Dans le très personnel Aftersun, Charlotte Wells imagine des vacances entre un père et sa fille, en Turquie. Ce que l’enfant prenait pour une désinvolture amusante ou des sautes d’humeur surprenantes chez son père deviennent autant de preuves criantes de son profond mal-être.
À première vue, la relation entre Sophie et Calum est simple, spontanée. Mais pour ce dernier, la spontanéité est le fruit d’un travail acharné, constant, envahissant. Le rôle du père et celui de l’homme ne sont pas peut-être pas compatibles. Charlotte Wells multiplie les points de vue sur son personnage, qui se brise et se fractionne sous nos yeux. Il y a ce que perçoit Sophie, ce que la caméra de Sophie perçoit, ce que le spectateur perçoit et, enfin, ce que la caméra de la réalisatrice perçoit. L’image que nous avons de Calum nous revient comme à travers un kaléidoscope : aux couleurs pastels de la Turquie se superposent des supports, des formes et des émotions qui se déploient, qui prolifèrent, inlassablement.
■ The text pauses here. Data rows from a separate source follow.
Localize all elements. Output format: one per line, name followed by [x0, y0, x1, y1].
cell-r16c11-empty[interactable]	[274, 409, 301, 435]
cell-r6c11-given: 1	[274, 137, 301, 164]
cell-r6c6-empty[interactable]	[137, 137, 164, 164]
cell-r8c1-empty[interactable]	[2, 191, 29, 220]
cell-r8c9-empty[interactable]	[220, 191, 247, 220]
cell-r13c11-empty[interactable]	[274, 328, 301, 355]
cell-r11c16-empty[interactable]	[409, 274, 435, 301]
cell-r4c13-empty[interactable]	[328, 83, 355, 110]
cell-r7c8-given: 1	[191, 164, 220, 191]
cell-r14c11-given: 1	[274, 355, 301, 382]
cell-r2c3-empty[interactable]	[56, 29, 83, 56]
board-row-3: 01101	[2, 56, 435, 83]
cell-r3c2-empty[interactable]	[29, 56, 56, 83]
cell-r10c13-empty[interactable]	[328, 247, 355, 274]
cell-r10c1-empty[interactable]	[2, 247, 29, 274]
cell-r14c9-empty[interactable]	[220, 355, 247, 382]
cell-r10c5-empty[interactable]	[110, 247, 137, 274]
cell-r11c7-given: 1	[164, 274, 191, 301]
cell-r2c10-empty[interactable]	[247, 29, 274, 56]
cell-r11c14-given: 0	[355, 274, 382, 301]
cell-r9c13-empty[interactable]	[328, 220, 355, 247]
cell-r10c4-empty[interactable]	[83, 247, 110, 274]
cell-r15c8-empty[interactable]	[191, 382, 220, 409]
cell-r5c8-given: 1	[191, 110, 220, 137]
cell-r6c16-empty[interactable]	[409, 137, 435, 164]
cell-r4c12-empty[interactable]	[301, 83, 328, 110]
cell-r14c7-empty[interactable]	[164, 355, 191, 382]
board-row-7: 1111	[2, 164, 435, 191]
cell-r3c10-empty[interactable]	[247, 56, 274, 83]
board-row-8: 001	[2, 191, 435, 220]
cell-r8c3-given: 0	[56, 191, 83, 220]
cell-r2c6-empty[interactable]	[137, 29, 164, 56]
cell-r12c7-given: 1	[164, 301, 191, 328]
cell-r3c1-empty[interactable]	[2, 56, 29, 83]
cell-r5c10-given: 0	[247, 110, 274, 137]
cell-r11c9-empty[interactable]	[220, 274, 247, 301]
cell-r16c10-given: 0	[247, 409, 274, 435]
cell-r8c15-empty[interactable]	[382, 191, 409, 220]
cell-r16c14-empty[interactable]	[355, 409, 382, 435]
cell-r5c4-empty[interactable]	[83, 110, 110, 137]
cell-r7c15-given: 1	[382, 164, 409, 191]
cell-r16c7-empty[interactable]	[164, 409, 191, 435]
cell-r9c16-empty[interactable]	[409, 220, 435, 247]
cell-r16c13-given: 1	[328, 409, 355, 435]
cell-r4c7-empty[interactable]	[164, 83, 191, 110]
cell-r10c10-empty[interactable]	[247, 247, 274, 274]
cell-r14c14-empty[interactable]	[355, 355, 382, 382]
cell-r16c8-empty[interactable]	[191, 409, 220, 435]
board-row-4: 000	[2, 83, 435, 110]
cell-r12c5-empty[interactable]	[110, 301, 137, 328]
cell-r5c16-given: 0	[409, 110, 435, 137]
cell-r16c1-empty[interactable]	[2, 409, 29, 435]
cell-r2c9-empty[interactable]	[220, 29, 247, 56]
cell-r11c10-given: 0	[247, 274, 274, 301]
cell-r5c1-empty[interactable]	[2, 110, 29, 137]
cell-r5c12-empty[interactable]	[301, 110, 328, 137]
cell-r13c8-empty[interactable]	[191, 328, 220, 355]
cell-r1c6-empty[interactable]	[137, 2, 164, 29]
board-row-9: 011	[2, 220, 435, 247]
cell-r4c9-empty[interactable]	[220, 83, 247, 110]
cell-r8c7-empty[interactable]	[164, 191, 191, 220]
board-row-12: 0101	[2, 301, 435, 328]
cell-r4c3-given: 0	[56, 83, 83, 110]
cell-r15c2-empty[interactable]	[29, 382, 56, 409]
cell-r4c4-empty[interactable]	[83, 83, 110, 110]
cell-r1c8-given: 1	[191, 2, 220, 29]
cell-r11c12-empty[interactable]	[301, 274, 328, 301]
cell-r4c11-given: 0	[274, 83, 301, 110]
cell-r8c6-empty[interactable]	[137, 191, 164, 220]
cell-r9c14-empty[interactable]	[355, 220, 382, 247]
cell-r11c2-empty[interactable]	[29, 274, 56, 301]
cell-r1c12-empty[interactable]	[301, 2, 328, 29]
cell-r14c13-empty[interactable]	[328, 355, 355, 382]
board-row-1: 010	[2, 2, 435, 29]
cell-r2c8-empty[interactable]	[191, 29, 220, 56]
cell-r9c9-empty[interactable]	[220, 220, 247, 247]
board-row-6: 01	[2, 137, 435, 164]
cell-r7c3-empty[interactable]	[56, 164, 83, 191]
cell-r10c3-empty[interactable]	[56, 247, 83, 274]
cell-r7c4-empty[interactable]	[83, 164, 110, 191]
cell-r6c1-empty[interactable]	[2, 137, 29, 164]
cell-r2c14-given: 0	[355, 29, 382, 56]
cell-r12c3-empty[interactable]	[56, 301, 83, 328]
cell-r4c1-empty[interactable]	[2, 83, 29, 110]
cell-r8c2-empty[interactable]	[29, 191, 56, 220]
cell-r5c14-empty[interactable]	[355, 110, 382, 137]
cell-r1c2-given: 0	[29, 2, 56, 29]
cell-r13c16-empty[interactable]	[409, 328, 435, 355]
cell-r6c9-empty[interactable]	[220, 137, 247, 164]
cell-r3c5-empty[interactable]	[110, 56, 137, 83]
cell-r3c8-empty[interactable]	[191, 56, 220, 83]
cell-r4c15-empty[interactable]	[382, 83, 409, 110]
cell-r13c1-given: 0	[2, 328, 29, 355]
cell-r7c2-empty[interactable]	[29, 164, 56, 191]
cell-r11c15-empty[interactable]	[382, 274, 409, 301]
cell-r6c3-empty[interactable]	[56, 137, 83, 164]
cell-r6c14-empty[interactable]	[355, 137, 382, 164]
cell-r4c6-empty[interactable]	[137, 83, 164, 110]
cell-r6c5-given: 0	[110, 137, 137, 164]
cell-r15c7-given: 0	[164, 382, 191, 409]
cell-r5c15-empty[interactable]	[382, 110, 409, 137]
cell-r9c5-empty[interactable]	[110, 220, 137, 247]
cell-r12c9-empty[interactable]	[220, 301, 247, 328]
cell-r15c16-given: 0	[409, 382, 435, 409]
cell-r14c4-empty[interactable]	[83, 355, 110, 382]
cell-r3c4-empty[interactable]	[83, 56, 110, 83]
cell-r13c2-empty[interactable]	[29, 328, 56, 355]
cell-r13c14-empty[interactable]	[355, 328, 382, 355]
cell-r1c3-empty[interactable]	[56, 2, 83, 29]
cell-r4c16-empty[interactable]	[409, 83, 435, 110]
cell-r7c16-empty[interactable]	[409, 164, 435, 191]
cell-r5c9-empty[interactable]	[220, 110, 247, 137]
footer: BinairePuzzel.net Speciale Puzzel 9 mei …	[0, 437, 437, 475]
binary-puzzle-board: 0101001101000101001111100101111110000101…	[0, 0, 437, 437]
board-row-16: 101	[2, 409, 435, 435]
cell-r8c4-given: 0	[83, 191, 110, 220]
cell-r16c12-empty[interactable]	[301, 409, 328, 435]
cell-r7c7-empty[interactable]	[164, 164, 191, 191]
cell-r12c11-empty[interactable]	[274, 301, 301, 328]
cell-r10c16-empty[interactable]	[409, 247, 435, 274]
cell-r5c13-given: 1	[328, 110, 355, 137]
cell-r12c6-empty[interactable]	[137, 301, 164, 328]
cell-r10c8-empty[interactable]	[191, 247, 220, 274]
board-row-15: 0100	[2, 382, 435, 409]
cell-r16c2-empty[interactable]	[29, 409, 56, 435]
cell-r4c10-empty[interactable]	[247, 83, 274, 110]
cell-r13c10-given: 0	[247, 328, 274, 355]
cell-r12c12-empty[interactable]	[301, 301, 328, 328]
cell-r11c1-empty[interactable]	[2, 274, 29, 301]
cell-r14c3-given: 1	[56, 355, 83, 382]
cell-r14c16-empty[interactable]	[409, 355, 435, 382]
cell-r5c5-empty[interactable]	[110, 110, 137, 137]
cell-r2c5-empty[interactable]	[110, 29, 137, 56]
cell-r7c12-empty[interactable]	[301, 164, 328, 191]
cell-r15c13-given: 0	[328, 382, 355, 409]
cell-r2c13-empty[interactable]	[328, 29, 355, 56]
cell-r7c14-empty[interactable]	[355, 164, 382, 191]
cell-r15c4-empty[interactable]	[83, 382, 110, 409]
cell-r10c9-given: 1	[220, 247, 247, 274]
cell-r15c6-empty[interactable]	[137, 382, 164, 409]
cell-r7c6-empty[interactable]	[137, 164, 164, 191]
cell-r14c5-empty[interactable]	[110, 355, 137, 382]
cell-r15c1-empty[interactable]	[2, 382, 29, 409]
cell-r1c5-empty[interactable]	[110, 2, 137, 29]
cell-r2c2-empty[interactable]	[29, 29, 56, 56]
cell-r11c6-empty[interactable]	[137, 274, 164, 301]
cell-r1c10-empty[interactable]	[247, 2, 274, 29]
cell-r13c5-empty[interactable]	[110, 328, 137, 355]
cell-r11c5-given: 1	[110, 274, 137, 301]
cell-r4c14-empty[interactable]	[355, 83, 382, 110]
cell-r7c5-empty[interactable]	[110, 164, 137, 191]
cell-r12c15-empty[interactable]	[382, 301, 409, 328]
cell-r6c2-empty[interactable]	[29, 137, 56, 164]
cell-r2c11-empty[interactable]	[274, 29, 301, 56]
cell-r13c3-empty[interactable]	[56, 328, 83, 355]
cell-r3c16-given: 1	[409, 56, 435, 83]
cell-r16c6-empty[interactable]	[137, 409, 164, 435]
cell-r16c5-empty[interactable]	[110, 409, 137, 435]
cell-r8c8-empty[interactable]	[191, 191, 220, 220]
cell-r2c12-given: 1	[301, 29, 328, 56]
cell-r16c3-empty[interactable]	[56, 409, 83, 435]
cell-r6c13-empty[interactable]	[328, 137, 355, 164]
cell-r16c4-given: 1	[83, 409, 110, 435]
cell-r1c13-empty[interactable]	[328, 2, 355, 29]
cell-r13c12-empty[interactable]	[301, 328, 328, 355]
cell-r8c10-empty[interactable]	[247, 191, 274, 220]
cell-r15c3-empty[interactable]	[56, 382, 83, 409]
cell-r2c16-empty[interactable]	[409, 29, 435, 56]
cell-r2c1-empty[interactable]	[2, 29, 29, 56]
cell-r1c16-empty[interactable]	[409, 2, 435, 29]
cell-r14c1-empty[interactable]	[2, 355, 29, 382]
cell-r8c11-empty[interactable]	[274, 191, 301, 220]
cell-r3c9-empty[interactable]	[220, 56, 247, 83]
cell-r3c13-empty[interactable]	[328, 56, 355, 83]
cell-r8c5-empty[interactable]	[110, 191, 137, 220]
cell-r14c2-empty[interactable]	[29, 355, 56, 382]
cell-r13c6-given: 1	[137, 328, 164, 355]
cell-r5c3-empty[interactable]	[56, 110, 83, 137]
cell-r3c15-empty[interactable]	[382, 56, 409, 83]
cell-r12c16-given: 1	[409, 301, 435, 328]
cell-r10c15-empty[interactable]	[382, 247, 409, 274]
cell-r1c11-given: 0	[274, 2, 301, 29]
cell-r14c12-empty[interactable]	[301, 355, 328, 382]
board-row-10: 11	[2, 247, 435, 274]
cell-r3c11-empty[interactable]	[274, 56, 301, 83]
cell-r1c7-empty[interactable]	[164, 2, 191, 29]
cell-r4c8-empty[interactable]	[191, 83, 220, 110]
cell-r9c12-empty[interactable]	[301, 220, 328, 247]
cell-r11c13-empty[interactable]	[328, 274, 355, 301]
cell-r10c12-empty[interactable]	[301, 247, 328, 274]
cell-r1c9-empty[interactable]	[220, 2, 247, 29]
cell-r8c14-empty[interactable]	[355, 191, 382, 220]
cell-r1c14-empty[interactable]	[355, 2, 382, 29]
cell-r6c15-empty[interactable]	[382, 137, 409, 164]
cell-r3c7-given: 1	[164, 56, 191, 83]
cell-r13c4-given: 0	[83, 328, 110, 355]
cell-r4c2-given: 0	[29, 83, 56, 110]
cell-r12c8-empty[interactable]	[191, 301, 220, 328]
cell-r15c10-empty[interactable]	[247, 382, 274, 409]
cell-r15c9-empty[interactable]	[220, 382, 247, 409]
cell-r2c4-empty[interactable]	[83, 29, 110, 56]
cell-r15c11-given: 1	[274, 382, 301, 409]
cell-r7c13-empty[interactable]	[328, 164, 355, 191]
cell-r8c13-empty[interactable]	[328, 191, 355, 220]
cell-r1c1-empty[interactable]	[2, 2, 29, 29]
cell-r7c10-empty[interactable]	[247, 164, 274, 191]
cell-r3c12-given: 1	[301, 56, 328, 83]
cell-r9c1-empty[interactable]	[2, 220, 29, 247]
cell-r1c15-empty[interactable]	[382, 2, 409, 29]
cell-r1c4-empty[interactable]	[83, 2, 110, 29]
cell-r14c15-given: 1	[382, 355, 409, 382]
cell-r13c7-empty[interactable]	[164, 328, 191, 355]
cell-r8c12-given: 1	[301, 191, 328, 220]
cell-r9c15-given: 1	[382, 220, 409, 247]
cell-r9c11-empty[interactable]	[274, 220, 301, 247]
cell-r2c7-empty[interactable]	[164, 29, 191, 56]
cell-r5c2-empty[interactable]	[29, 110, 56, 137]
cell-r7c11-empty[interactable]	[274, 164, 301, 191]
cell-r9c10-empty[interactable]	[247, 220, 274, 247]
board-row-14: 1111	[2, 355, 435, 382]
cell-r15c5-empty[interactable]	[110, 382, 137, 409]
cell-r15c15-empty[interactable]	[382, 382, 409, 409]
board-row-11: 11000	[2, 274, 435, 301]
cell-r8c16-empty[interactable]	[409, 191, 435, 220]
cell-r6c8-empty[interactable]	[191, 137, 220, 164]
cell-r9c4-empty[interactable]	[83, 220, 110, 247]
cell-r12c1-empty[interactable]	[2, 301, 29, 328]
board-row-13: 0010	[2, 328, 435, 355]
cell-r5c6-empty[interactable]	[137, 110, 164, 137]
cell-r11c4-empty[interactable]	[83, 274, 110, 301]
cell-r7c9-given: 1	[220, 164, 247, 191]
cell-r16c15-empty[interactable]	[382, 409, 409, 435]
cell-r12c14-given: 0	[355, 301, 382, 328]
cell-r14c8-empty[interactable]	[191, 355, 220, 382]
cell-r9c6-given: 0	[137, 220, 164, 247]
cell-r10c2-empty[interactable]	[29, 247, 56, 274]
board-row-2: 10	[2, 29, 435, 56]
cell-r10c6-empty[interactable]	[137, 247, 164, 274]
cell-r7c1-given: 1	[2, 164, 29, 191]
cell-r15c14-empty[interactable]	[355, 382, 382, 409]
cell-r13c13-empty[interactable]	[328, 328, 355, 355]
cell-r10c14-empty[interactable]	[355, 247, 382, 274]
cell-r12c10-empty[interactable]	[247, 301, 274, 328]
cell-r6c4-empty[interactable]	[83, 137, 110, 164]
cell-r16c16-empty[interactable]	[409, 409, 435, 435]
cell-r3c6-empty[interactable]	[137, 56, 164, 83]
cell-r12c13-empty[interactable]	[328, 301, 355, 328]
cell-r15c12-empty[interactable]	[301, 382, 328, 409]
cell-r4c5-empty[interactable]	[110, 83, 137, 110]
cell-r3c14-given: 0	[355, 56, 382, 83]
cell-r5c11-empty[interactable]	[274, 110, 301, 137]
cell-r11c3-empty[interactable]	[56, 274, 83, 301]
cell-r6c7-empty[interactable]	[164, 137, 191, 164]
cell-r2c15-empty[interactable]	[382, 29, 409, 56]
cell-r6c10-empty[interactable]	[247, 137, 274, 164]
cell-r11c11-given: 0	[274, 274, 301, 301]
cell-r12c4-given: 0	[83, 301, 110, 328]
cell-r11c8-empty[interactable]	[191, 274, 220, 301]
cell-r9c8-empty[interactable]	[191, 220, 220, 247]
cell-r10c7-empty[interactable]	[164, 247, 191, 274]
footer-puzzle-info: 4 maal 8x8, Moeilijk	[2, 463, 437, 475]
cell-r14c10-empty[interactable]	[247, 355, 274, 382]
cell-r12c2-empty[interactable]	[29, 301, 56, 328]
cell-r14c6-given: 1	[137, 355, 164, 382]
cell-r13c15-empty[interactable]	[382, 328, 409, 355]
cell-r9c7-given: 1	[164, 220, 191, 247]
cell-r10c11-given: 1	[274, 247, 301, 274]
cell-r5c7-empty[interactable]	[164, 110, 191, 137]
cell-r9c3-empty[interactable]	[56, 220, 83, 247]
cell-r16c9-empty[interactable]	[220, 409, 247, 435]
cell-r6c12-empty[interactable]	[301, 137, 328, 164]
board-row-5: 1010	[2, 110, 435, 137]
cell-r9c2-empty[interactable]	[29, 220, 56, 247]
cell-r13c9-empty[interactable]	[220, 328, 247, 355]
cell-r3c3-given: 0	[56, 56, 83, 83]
Le spectateur assiste à ce déchirement : il est témoin invisible et interprète privilégié de l’intimité de Calum. Une intimité que Sophie, vingt ans plus tard, tentera de percer et que Charlotte Wells tâchera d’inventer. Loin de toute forme de clichés narratifs ou esthétiques sur les jeunes parents célibataires, la cinéaste dresse un portrait renversant d’un homme au bord du précipice. En mélangeant passé et présent, nostalgie et impatience, souvenirs et images, elle saupoudre son film d’indices indiscernables pour des yeux d’enfants mais qui, avec une perspective adulte, se révèlent. Son désir de compréhension, de communication – voire de communion – avec son père va jusqu’à souhaiter avoir eu le même âge, au même moment. Pour avoir pu voir, avoir pu comprendre et avoir pu réagir. Une occasion touchante que la réalisatrice offre à ses personnages, en musique : « love dares you to care for the people on the edge of the night ».
Avec une grâce épurée, l’œuvre de Charlotte Wells distille un sentiment de tristesse délicate et de tendresse bleutée. Il y a quelque chose de l’ordre du miracle dans Aftersun : cette figure de père, aux contours flous, discontinus évoque plus qu’elle ne représente ; elle est novatrice mais étrangement familière. L’excellent Paul Mescal donne vie à ce personnage tout en contrastes, tout en reflets, et, avec son aide, la réalisatrice nous accueille dans son intimité en nous autorisant à y projeter un peu de la notre. Un film d’une beauté étonnante et, plus encore, d’une absolue rareté.
Aftersun / De Charlotte Wells / Avec Paul Mescal et Frankie Corio / Royaume-Uni / 1h42 / Sortie le 1er février 2023.